The Telekom study provides a detailed breakdown of the areas in which the use of AI is possible: in school organization, the teaching process and the learning process itself. The programs should therefore primarily work as an assistant and support the teachers, not replace them. Teachers would have to be trained in how to use the applications – and repeatedly question them critically.

Of the 99 programs researched, over 50 percent came from China and the USA. According to the study, this is due to the fact that both nations have strong IT industries. In addition, personal and data protection rights are not as important in China as in Germany. When it comes to developing applications with AI, Germany ranks third. However, this ranking is only partially meaningful, because applications from Scandinavia were not included due to the language barrier.
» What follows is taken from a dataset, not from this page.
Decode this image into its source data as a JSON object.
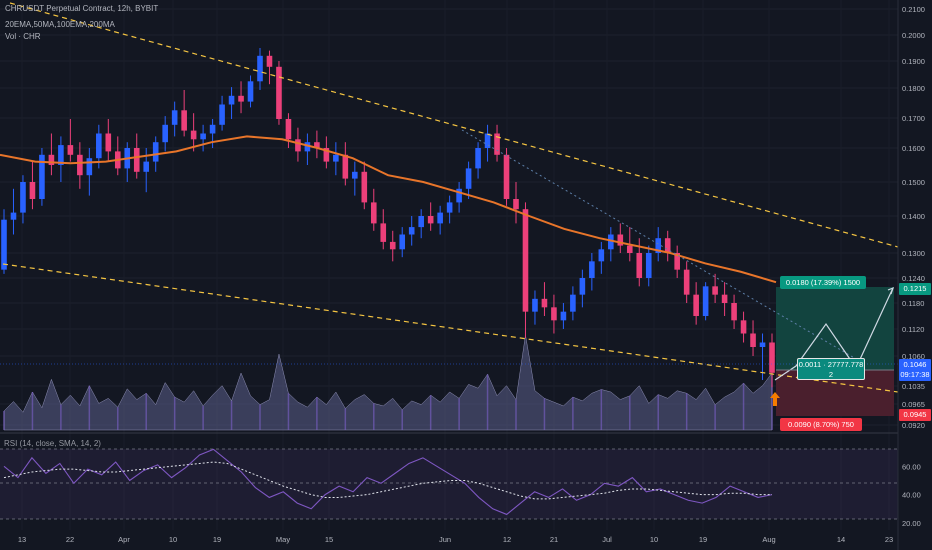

In order to make further progress in Germany, data lakes are therefore necessary. The AI ​​would have to be constantly fed data in order to promote machine learning. The introduction of new AI programs in Germany is more difficult due to the high data protection standards. Therefore, the establishment of anonymized data sets is necessary, as the study shows.

Other countries are already one step further: In Great Britain, the GCSE and A-Levels were canceled and one last year Algorithm should calculate the final grades. This met with a lot of displeasure and was therefore not carried out. Despite everything, these processes are possible in Great Britain because the teachers feed the Ofqual algorithm with the students’ data. Regular digital learning progress measurements would still have to be established in Germany.